Carme Chacón, ministra de Defensa del Gobierno de España y cabeza de lista del PSC por Barcelona en las próximas elecciones generales, ha sido siempre partidaria de la inmersión lingüística. Podría decirse incluso que lleva el recurso pedagógico en la sangre. De ahí que a nadie deba extrañar que, puesta en el brete de optar entre las bondades del linaje y el apremio de unas cuantas sentencias de los tribunales que declaran la inmersión fuera de la ley, la ministra escogiera los genes sin pensárselo dos veces. Es más, esa pasión por lo que ella misma calificó de «una de las grandes conquistas de Cataluña, uno de nuestros grandes hechos diferenciales», la hizo extensiva al conjunto de los socialistas patrios. No era necesario. Al poco de proclamar Chacón lo que proclamó, el Grupo Socialista al completo votaba en el Congreso de los Diputados, junto a nacionalistas e izquierdistas de toda laya, una moción en la que se instaba al Gobierno de España a defender «el modelo lingüístico vigente» en Cataluña. Y, días más tarde, el diputado Pérez Rubalcaba, ya en labores de candidato a la Presidencia del Gobierno, reiteraba ante la militancia socialista catalana su compromiso anterior. Y es que, al contrario de lo que acostumbra a pregonarse, la inmersión no es un asunto del nacionalismo. O no tan sólo. Sobre todo si uno se remonta a sus orígenes.

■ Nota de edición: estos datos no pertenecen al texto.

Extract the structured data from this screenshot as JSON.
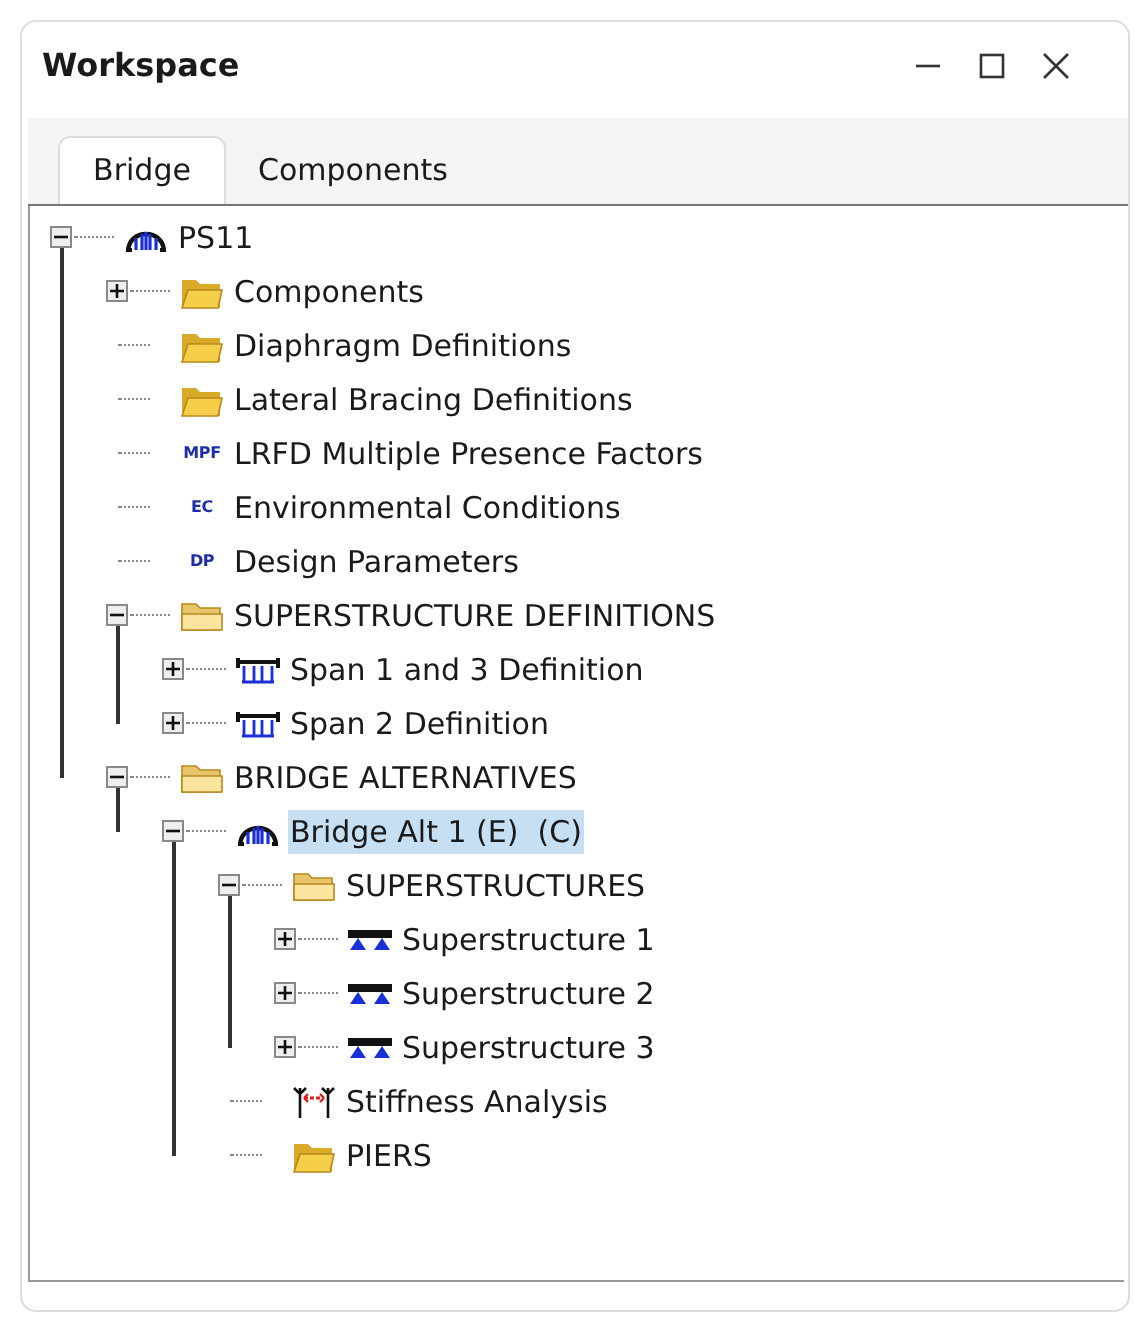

En efecto, allá por 1980, cuando los votos propios y ajenos dieron a Jordi Pujol la Presidencia de la Generalitat, el primer impulso de los dirigentes de Convergència fue renunciar al modelo educativo implantado dos años antes por Josep Tarradellas, ejemplarmente bilingüe, y sustituirlo por uno de corte parecido al existente ya en el País Vasco. O sea, por un modelo con más de una línea, según la enseñanza se impartiera en una de las dos lenguas oficiales, en la otra, o en ambas. Fue la necesidad de pactar con la izquierda, dueña y señora de los centros docentes, y la propia debilidad parlamentaria del ejecutivo nacionalista —CIU sólo disponía de 43 diputados autonómicos sobre 135, por 58 de socialistas y comunistas—, lo que llevó al nuevo Gobierno catalán a cambiar de planes. El PSC se oponía de forma terminante a la posibilidad de que en la enseñanza hubiera más de una línea. Y el PSUC, en sus horas más altas, no le andaba a la zaga. Para la izquierda catalana, dar a escoger equivalía a dividir, a discriminar. Lo cual, a juicio de esa izquierda, ponía en grave peligro lo que ella misma llamaba ya entonces, con gran pompa, la cohesión social.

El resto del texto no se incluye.